By Prof. Scott Glickman


If a drug treatment for #cystitis is approved by a patient safety regulatory agency, without evidence that it can produce cure, who, if anyone, actually is, or should be responsible for an infection recurrence with it? I ask because I see no convincing evidence that any approved oral #antibiotic treatment has ever come with evidence that it reliably cures cystitis (i.e. produces pathogen annihilation). Of course, I see symptom recovery, but notwithstanding that, there is good circumstantial evidence that such treatments provide bacteria with great opportunities to develop resistance (AMR). That predisposes to recurrences, because that’s what bacteria tend to do when exposed to a sublethal threat. Patients and healthcare services both suffer plenty of #UTI while #AMR relentlessly progresses.
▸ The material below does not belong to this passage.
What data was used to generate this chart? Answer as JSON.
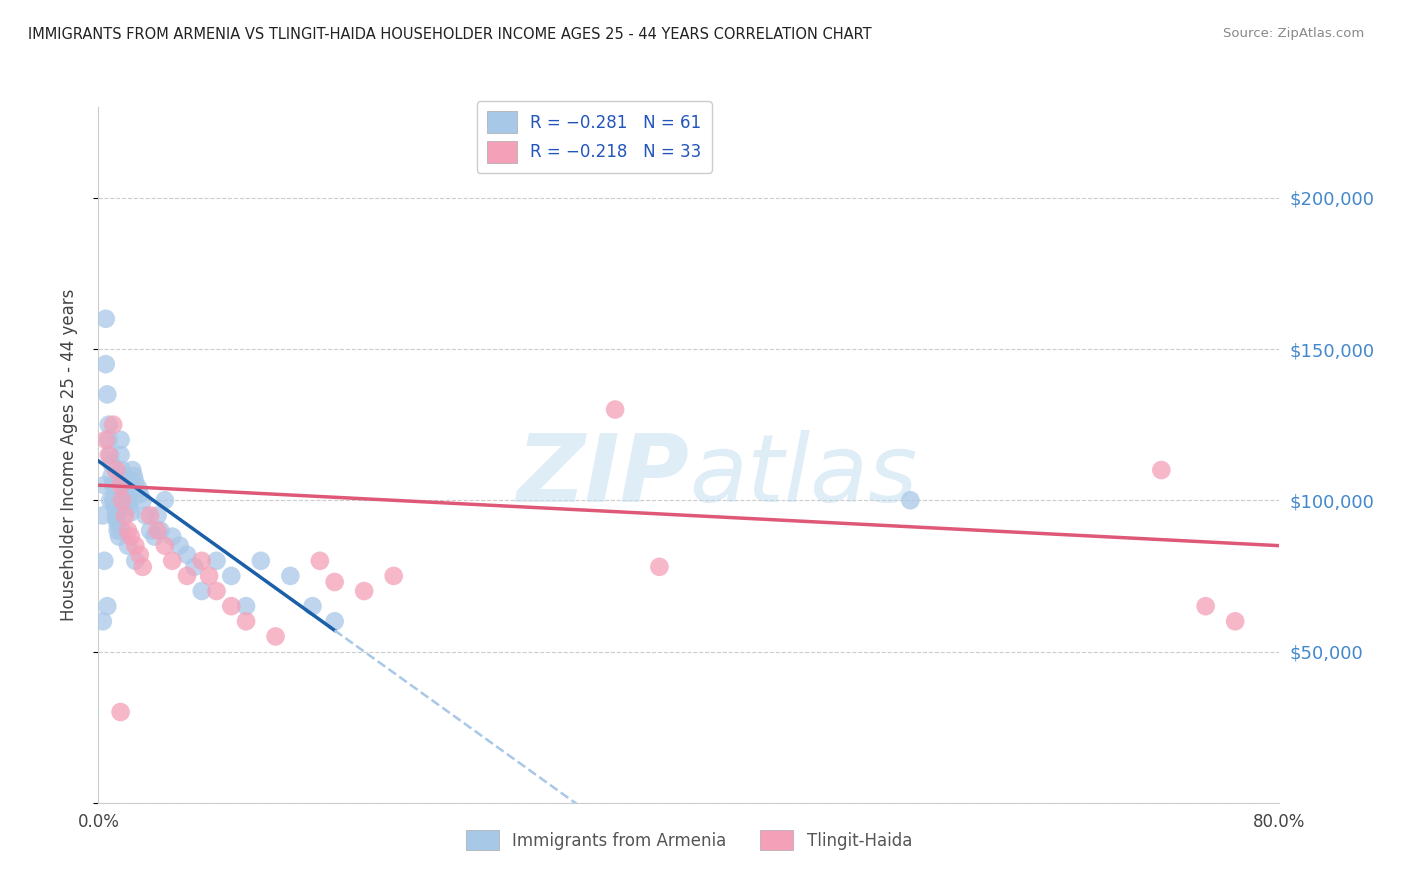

An antibiotic, drip-fed via ureters into an infected urinary pool of substantial volume, takes time to reach even a minimum inhibitory concentration. That delay is a window of opportunity for bacteria to muster their defences. If they can produce an adequate one during that time, then the drug’s therapeutic threshold (MIC) could rise too high above that provided by the standard approved treatment regimens. That would render them unable to cure. That’s quite a glitch!


Blaming prescribers rather than the treatments closely resembles blaming British sub-post office staff for the Horizon computer glitch. I suggest we should dive a little deeper into pharmacology and antimicrobial stewardship with a focus on these treatments rather than the provider healthcare staff.